Akan tetapi, jenazah-jenazah di dalam kuburan itu bukanlah jasad warga Muslim. Menurut pemerintah Myanmar, jenazah-jenazah itu adalah warga Hindu yang dibunuh kelompok milisi Arsa.
Sejumlah wartawan dibawa ke lokasi kejadian untuk melihat kuburan tersebut dan jasad-jasadnya. Meski demikian, sikap pemerintah Myanmar yang terus menolak kehadiran penyelidik independen bidang HAM ke negara bagian Rakhine menimbulkan keraguan mengenai duduk perkara di Desa Ah Nauk Kha Maung Seik dan tetangganya, Desa Ye Bauk Kyar.
Fakta bahwa pemerintah Myanmar membantah aparatnya melakukan pelanggaran, walau ada begitu banyak kesaksian, menyebabkan klaim mengenai kuburan massal tambah disangsikan.
Saat itu, kelompok Arsa membantah terlibat dalam pembantaian tersebut.

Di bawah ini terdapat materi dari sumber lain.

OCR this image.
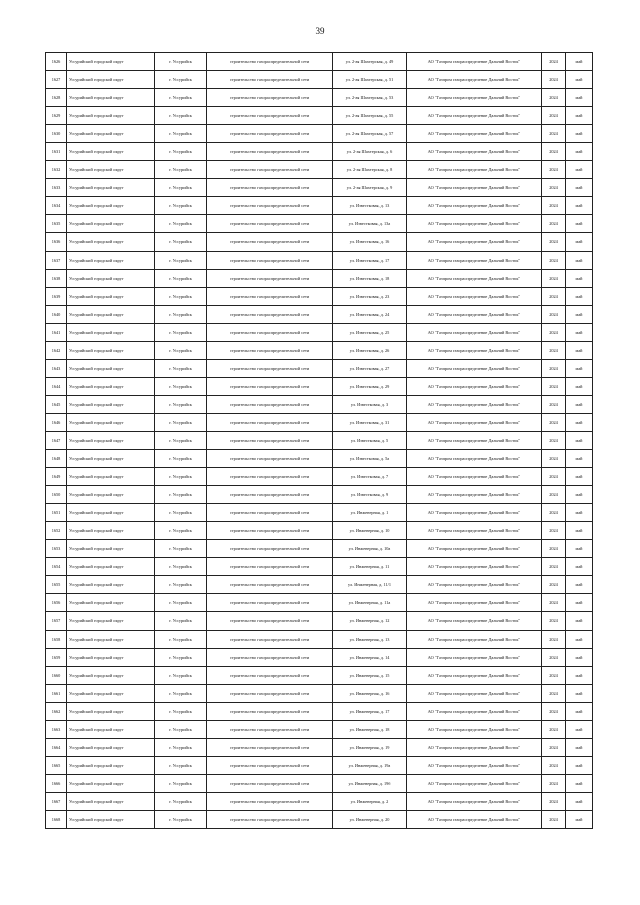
39
1626	Уссурийский городской округ	г. Уссурийск	строительство газораспределительной сети	ул. 2-ая Шахтерская, д. 49	АО "Газпром газораспределение Дальний Восток"	2024	май
1627	Уссурийский городской округ	г. Уссурийск	строительство газораспределительной сети	ул. 2-ая Шахтерская, д. 51	АО "Газпром газораспределение Дальний Восток"	2024	май
1628	Уссурийский городской округ	г. Уссурийск	строительство газораспределительной сети	ул. 2-ая Шахтерская, д. 53	АО "Газпром газораспределение Дальний Восток"	2024	май
1629	Уссурийский городской округ	г. Уссурийск	строительство газораспределительной сети	ул. 2-ая Шахтерская, д. 55	АО "Газпром газораспределение Дальний Восток"	2024	май
1630	Уссурийский городской округ	г. Уссурийск	строительство газораспределительной сети	ул. 2-ая Шахтерская, д. 57	АО "Газпром газораспределение Дальний Восток"	2024	май
1631	Уссурийский городской округ	г. Уссурийск	строительство газораспределительной сети	ул. 2-ая Шахтерская, д. 6	АО "Газпром газораспределение Дальний Восток"	2024	май
1632	Уссурийский городской округ	г. Уссурийск	строительство газораспределительной сети	ул. 2-ая Шахтерская, д. 8	АО "Газпром газораспределение Дальний Восток"	2024	май
1633	Уссурийский городской округ	г. Уссурийск	строительство газораспределительной сети	ул. 2-ая Шахтерская, д. 9	АО "Газпром газораспределение Дальний Восток"	2024	май
1634	Уссурийский городской округ	г. Уссурийск	строительство газораспределительной сети	ул. Известковая, д. 13	АО "Газпром газораспределение Дальний Восток"	2024	май
1635	Уссурийский городской округ	г. Уссурийск	строительство газораспределительной сети	ул. Известковая, д. 13а	АО "Газпром газораспределение Дальний Восток"	2024	май
1636	Уссурийский городской округ	г. Уссурийск	строительство газораспределительной сети	ул. Известковая, д. 16	АО "Газпром газораспределение Дальний Восток"	2024	май
1637	Уссурийский городской округ	г. Уссурийск	строительство газораспределительной сети	ул. Известковая, д. 17	АО "Газпром газораспределение Дальний Восток"	2024	май
1638	Уссурийский городской округ	г. Уссурийск	строительство газораспределительной сети	ул. Известковая, д. 18	АО "Газпром газораспределение Дальний Восток"	2024	май
1639	Уссурийский городской округ	г. Уссурийск	строительство газораспределительной сети	ул. Известковая, д. 23	АО "Газпром газораспределение Дальний Восток"	2024	май
1640	Уссурийский городской округ	г. Уссурийск	строительство газораспределительной сети	ул. Известковая, д. 24	АО "Газпром газораспределение Дальний Восток"	2024	май
1641	Уссурийский городской округ	г. Уссурийск	строительство газораспределительной сети	ул. Известковая, д. 25	АО "Газпром газораспределение Дальний Восток"	2024	май
1642	Уссурийский городской округ	г. Уссурийск	строительство газораспределительной сети	ул. Известковая, д. 26	АО "Газпром газораспределение Дальний Восток"	2024	май
1643	Уссурийский городской округ	г. Уссурийск	строительство газораспределительной сети	ул. Известковая, д. 27	АО "Газпром газораспределение Дальний Восток"	2024	май
1644	Уссурийский городской округ	г. Уссурийск	строительство газораспределительной сети	ул. Известковая, д. 29	АО "Газпром газораспределение Дальний Восток"	2024	май
1645	Уссурийский городской округ	г. Уссурийск	строительство газораспределительной сети	ул. Известковая, д. 3	АО "Газпром газораспределение Дальний Восток"	2024	май
1646	Уссурийский городской округ	г. Уссурийск	строительство газораспределительной сети	ул. Известковая, д. 31	АО "Газпром газораспределение Дальний Восток"	2024	май
1647	Уссурийский городской округ	г. Уссурийск	строительство газораспределительной сети	ул. Известковая, д. 5	АО "Газпром газораспределение Дальний Восток"	2024	май
1648	Уссурийский городской округ	г. Уссурийск	строительство газораспределительной сети	ул. Известковая, д. 5а	АО "Газпром газораспределение Дальний Восток"	2024	май
1649	Уссурийский городской округ	г. Уссурийск	строительство газораспределительной сети	ул. Известковая, д. 7	АО "Газпром газораспределение Дальний Восток"	2024	май
1650	Уссурийский городской округ	г. Уссурийск	строительство газораспределительной сети	ул. Известковая, д. 9	АО "Газпром газораспределение Дальний Восток"	2024	май
1651	Уссурийский городской округ	г. Уссурийск	строительство газораспределительной сети	ул. Инженерная, д. 1	АО "Газпром газораспределение Дальний Восток"	2024	май
1652	Уссурийский городской округ	г. Уссурийск	строительство газораспределительной сети	ул. Инженерная, д. 10	АО "Газпром газораспределение Дальний Восток"	2024	май
1653	Уссурийский городской округ	г. Уссурийск	строительство газораспределительной сети	ул. Инженерная, д. 10а	АО "Газпром газораспределение Дальний Восток"	2024	май
1654	Уссурийский городской округ	г. Уссурийск	строительство газораспределительной сети	ул. Инженерная, д. 11	АО "Газпром газораспределение Дальний Восток"	2024	май
1655	Уссурийский городской округ	г. Уссурийск	строительство газораспределительной сети	ул. Инженерная, д. 11/1	АО "Газпром газораспределение Дальний Восток"	2024	май
1656	Уссурийский городской округ	г. Уссурийск	строительство газораспределительной сети	ул. Инженерная, д. 11а	АО "Газпром газораспределение Дальний Восток"	2024	май
1657	Уссурийский городской округ	г. Уссурийск	строительство газораспределительной сети	ул. Инженерная, д. 12	АО "Газпром газораспределение Дальний Восток"	2024	май
1658	Уссурийский городской округ	г. Уссурийск	строительство газораспределительной сети	ул. Инженерная, д. 13	АО "Газпром газораспределение Дальний Восток"	2024	май
1659	Уссурийский городской округ	г. Уссурийск	строительство газораспределительной сети	ул. Инженерная, д. 14	АО "Газпром газораспределение Дальний Восток"	2024	май
1660	Уссурийский городской округ	г. Уссурийск	строительство газораспределительной сети	ул. Инженерная, д. 15	АО "Газпром газораспределение Дальний Восток"	2024	май
1661	Уссурийский городской округ	г. Уссурийск	строительство газораспределительной сети	ул. Инженерная, д. 16	АО "Газпром газораспределение Дальний Восток"	2024	май
1662	Уссурийский городской округ	г. Уссурийск	строительство газораспределительной сети	ул. Инженерная, д. 17	АО "Газпром газораспределение Дальний Восток"	2024	май
1663	Уссурийский городской округ	г. Уссурийск	строительство газораспределительной сети	ул. Инженерная, д. 18	АО "Газпром газораспределение Дальний Восток"	2024	май
1664	Уссурийский городской округ	г. Уссурийск	строительство газораспределительной сети	ул. Инженерная, д. 19	АО "Газпром газораспределение Дальний Восток"	2024	май
1665	Уссурийский городской округ	г. Уссурийск	строительство газораспределительной сети	ул. Инженерная, д. 19а	АО "Газпром газораспределение Дальний Восток"	2024	май
1666	Уссурийский городской округ	г. Уссурийск	строительство газораспределительной сети	ул. Инженерная, д. 19б	АО "Газпром газораспределение Дальний Восток"	2024	май
1667	Уссурийский городской округ	г. Уссурийск	строительство газораспределительной сети	ул. Инженерная, д. 2	АО "Газпром газораспределение Дальний Восток"	2024	май
1668	Уссурийский городской округ	г. Уссурийск	строительство газораспределительной сети	ул. Инженерная, д. 20	АО "Газпром газораспределение Дальний Восток"	2024	май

Selama empat bulan terakhir, kelompok itu tidak merilis pernyataan publik apapun.
Myanmar mengeluhkan pemberitaan sepihak mengenai konflik di Rakhine, namun banyak media asing, termasuk BBC, melaporkan pembunuhan warga Hindu pada September lalu.
Selain menuding kelompok Arsa melakukan pembantaian, Amnesty juga mengkritik "aksi kekerasan tak berdasar hukum dan sangat tidak proporsional yang dilakukan aparat keamanan Myanmar".
"Serangan mengerikan Arsa diikuti aksi pembersihan etnik militer Myanmar terhadap populasi Rohingya secara keseluruhan."
Menurut Tirana Hassan dari Amnesty International, investigasi ini "menyingkap pelanggaran hak asasi manusia oleh Arsa yang sebagian besar kurang dilaporkan selama sejarah kelam yang tak terkatakan di Negara Bagian Rakhine baru-baru ini ."
"Sulit mengabaikan kebrutalan aksi Arsa, yang menyisakan bekas pada para penyintas yang kami wawancarai. Pertanggungjawaban atas aksi keji ini sangat krusial sebagaimana kejahatan tehadap kemanusiaan yanh dilakukan aparat keamanan Myanmar di negara Bagian Rakhine di bagian utara," paparnya.
Arsa membantah tuduhan melakukan pembunuhan terhadap penduduk desa. Mereka menyebut tuduhan itu "kebohongan".
Kelompok Arsa melancarkan serangan subuh pada 25 Agustus 2017 terhadap sekitar 30 pos polisi dan militer Myanmar.
Aksi ini memicu operasi balasan militer, yang menyebabkan lebih dari setengah juta umat Islam Rohingya mengungsi ke negara tetangga, Bangladesh.
Komunitas Rohingya, dianggap Myanmar sebagai migran ilegal dari Bangladesh, meski mereka sudah berada di Myanmar selama beberapa generasi.
Di Bangladesh, pemerintah setempat menolak memberikan mereka hak kewarganegaraan.